ジェラルドバトラーじゃなければ、最後まで追いかけられない【映画「CHASE/チェイス 猛追】
彼がいなければ成立しない作品はそもそも多いが、今作は彼がいても見ていられない時間も多かった。珍しく身近な設定の割には展開がイマイチでジェラルドバトラ―一本鎗の力技で成り立たせた印象。
あらすじとストーリー
『CHASE/チェイス 猛追』は、ジェラルド・バトラー主演のサスペンスアクション映画です。物語は、成功したビジネスマンのウィル(ジェラルド・バトラー)が妻リサ(ジェイミー・アレクサンダー)を実家に送る途中、立ち寄ったガソリンスタンドで突如妻が姿を消してしまうところから始まります。
妻の失踪を直感的に誘拐だと感じたウィルは警察に助けを求めますが、その粗暴な態度から逆に彼自身が疑われる事態に。しかし、防犯カメラ映像にリサに接触する謎の男を発見したウィルは、警察の捜査を待てず、単身で犯人たちを追跡するというスリリングな展開を迎えます
作品の魅力
この作品の魅力は、スピード感あふれる展開と、ジェラルド・バトラーによる迫真の演技にあります。家族を守るためなら手段を選ばない主人公が描かれることで、観客はその緊迫感に引き込まれます。また、犯罪組織との命がけの追跡劇は、シンプルながらも手に汗握るアクションが満載です。
さらに、監督のブライアン・グッドマンによる演出が、ストーリーをより引き立てています。撮影や音楽のクオリティも高く、90分というコンパクトな尺の中に濃密なドラマとアクションが詰まっています
感想
今作のジェラルドバトラーの役はかなり荒っぽい。ある事情で妻を実家に送り届けようとするが、給油途中のガソリンスタンドで妻が行方不明になり話が進んでいく。
ミッドライフクライシスの渦中にいたそれまでの夫婦の話を織り交ぜながら、妻を攫った犯人を手掛かりがないまま力業で猛追していくという構成。
警察も荒っぽい彼に疑いをかけて動かないため結局バトラー1人で手がかりを探し追いかけていくしかなくなる。

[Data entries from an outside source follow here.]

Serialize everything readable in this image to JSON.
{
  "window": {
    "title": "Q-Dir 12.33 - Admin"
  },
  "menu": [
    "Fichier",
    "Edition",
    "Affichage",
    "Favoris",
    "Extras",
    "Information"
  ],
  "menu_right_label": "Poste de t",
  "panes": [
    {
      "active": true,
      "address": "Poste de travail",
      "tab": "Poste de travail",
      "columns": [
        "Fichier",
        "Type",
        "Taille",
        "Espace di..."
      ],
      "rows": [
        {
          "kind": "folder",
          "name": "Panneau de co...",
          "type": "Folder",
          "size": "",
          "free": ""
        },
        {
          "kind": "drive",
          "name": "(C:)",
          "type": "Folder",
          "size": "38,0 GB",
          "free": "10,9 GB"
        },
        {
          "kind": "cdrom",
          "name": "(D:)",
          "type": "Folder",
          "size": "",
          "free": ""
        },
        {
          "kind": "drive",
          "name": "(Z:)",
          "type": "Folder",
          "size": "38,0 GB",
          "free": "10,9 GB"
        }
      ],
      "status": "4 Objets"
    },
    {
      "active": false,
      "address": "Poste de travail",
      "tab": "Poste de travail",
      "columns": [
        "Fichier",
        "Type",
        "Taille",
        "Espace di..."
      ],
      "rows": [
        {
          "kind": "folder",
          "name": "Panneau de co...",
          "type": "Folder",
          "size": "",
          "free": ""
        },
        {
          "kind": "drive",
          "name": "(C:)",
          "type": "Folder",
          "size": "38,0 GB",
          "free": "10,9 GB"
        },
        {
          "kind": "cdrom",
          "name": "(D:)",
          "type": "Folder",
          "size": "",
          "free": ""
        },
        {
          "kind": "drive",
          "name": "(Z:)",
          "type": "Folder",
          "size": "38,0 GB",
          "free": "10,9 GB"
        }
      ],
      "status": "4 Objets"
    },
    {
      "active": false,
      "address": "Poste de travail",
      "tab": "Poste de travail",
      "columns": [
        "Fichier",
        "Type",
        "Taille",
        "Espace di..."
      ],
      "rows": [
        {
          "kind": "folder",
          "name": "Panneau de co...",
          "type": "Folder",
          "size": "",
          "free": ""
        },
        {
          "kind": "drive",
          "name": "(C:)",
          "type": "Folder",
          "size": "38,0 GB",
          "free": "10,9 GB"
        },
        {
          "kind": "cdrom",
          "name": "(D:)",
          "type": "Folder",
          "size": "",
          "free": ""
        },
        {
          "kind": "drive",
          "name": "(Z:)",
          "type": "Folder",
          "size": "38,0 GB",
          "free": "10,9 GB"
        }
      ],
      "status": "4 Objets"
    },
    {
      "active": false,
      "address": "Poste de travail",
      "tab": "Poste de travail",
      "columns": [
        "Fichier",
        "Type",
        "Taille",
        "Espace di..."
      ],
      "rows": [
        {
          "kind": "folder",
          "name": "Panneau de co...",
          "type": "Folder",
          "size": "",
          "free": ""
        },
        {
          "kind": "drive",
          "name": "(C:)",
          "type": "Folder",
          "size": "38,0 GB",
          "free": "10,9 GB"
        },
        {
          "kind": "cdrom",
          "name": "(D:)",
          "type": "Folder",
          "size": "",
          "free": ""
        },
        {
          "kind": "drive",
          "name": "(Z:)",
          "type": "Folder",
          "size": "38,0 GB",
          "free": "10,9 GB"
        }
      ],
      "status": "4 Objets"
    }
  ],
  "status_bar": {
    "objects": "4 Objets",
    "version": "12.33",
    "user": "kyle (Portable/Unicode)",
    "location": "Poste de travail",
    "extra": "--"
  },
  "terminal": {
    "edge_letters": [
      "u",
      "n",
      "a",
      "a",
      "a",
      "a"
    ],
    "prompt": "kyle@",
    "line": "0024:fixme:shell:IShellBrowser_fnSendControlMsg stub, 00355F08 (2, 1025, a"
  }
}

ミッドライフクライシスの話も正直ミスリードの役割を果たしていなくて必要性がよくわからなかったが、車屋のガレージまで自らで特定し追いかけていく所までは判断力も見せられるサスペンスとして面白かった。
その後は仲間とみられる男に力づくで吐かせて捜索方法も更に荒くなる。この辺りからバトラーらしい繊細さは見えず、結末に繋がる「成功したビジネスマン」のバックボーンもあまり説得力なかった。
終盤でようやく追い詰めていくがここまでの過程の話もバトラーの捜索からどんどん離れた話になるので間延び感ある。あまり予算も感じなかったしキュッとしたら1時間で終わる話だったから仕方ないのだが。
最後の白昼堂々の市民離れした銃撃や最後のとどめになる終わり方は流石だった。後者の方は少々無理があって笑ってしまったが彼の作品には欠かせない要素だったか。
サスペンスとしては序盤から謎要素を匂わせるのは上手かっただけに、オチは案外普通だったのはストーリーとして拍子抜けする。ジェラルドバトラーじゃなければ最後まで見ていられなかったかな。